Put node to maintenance
It can happen, that I am making maintenance on a node and it is not desired that crm would do anything there. For this, we can put systems or a resource into maintenance mode. In maintenance mode, crm is not managaing the affected resources.
Resources are handled via resoruce sub-command.

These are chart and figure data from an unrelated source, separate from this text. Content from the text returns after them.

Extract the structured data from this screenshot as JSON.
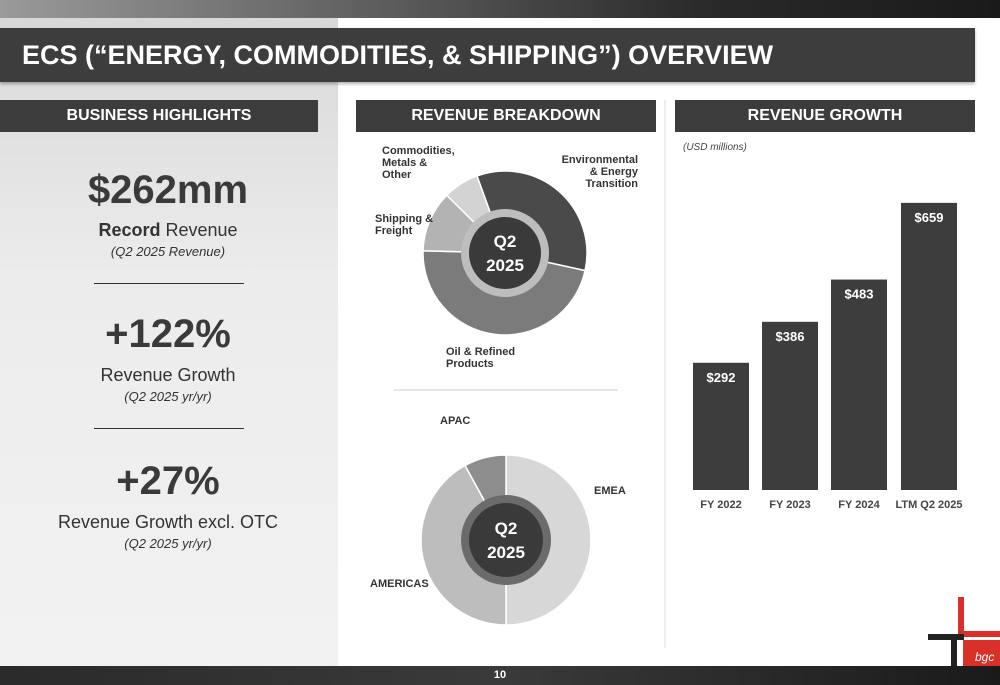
{
  "title": "ECS (“ENERGY, COMMODITIES, & SHIPPING”) OVERVIEW",
  "page_number": "10",
  "logo": "bgc",
  "highlights": {
    "header": "BUSINESS HIGHLIGHTS",
    "items": [
      {
        "value": "$262mm",
        "label_bold": "Record",
        "label": " Revenue",
        "note": "(Q2 2025 Revenue)"
      },
      {
        "value": "+122%",
        "label": "Revenue Growth",
        "note": "(Q2 2025 yr/yr)"
      },
      {
        "value": "+27%",
        "label": "Revenue Growth excl. OTC",
        "note": "(Q2 2025 yr/yr)"
      }
    ]
  },
  "chart_data": [
    {
      "type": "donut",
      "header": "REVENUE BREAKDOWN",
      "center_label": [
        "Q2",
        "2025"
      ],
      "categories": [
        "Environmental & Energy Transition",
        "Oil & Refined Products",
        "Shipping & Freight",
        "Commodities, Metals & Other"
      ],
      "values": [
        34,
        47,
        12,
        7
      ],
      "colors": [
        "#4a4a4a",
        "#7b7b7b",
        "#b3b3b3",
        "#d3d3d3"
      ]
    },
    {
      "type": "donut",
      "center_label": [
        "Q2",
        "2025"
      ],
      "categories": [
        "EMEA",
        "AMERICAS",
        "APAC"
      ],
      "values": [
        50,
        42,
        8
      ],
      "colors": [
        "#d7d7d7",
        "#bdbdbd",
        "#8d8d8d"
      ]
    },
    {
      "type": "bar",
      "header": "REVENUE GROWTH",
      "subtitle": "(USD millions)",
      "categories": [
        "FY 2022",
        "FY 2023",
        "FY 2024",
        "LTM Q2 2025"
      ],
      "values": [
        292,
        386,
        483,
        659
      ],
      "value_labels": [
        "$292",
        "$386",
        "$483",
        "$659"
      ],
      "color": "#3d3d3d",
      "ylim": [
        0,
        700
      ]
    }
  ]
}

It can mainteance parameter: resource maintenance <resource> on/off
.
crm(live/atihome)# resource maintenance bind9 on crm(live/atihome)# status Cluster Summary: * Stack: corosync * Current DC: pihome (version 2.0.5-ba59be7122) - partition with quorum * Last updated: Sun Dec 5 19:05:22 2021 * Last change: Sun Dec 5 19:05:15 2021 by root via cibadmin on atihome * 2 nodes configured * 2 resource instances configured Node List: * Online: [ atihome pihome ] Full List of Resources: * DnsIP (ocf::heartbeat:IPaddr2): Started atihome * bind9 (service:named): Started atihome (unmanaged)
crm(live/atihome)# resource maintenance bind9 off crm(live/atihome)# status Cluster Summary: * Stack: corosync * Current DC: pihome (version 2.0.5-ba59be7122) - partition with quorum * Last updated: Sun Dec 5 19:05:40 2021 * Last change: Sun Dec 5 19:05:39 2021 by root via cibadmin on atihome * 2 nodes configured * 2 resource instances configured Node List: * Online: [ atihome pihome ] Full List of Resources: * DnsIP (ocf::heartbeat:IPaddr2): Started atihome * bind9 (service:named): Started atihome
Working with nodes has a bit different syntax. node maintenance <name>
out it into maintenance mode and node ready <name>
will undo the maintancen mode:
crm(live/atihome)# node maintenance atihome 'maintenance' attribute already exists in bind9. Remove it (y/n)? y crm(live/atihome)# status Cluster Summary: * Stack: corosync * Current DC: pihome (version 2.0.5-ba59be7122) - partition with quorum * Last updated: Sun Dec 5 19:03:03 2021 * Last change: Sun Dec 5 19:03:00 2021 by root via cibadmin on atihome * 2 nodes configured * 2 resource instances configured Node List: * Node atihome: maintenance * Online: [ pihome ] Full List of Resources: * DnsIP (ocf::heartbeat:IPaddr2): Started atihome (unmanaged) * bind9 (service:named): Started atihome (unmanaged)
crm(live/atihome)# node ready atihome crm(live/atihome)# status Cluster Summary: * Stack: corosync * Current DC: pihome (version 2.0.5-ba59be7122) - partition with quorum * Last updated: Sun Dec 5 19:03:31 2021 * Last change: Sun Dec 5 19:03:29 2021 by root via crm_attribute on atihome * 2 nodes configured * 2 resource instances configured Node List: * Online: [ atihome pihome ] Full List of Resources: * DnsIP (ocf::heartbeat:IPaddr2): Started atihome * bind9 (service:named): Started atihome
As it can be seen, each resource which, was running on atihome, inherited maintenance mode.
Final words
Handling resources is simply, at least for now. Command line interface also seems handy after a few hour testing and practice.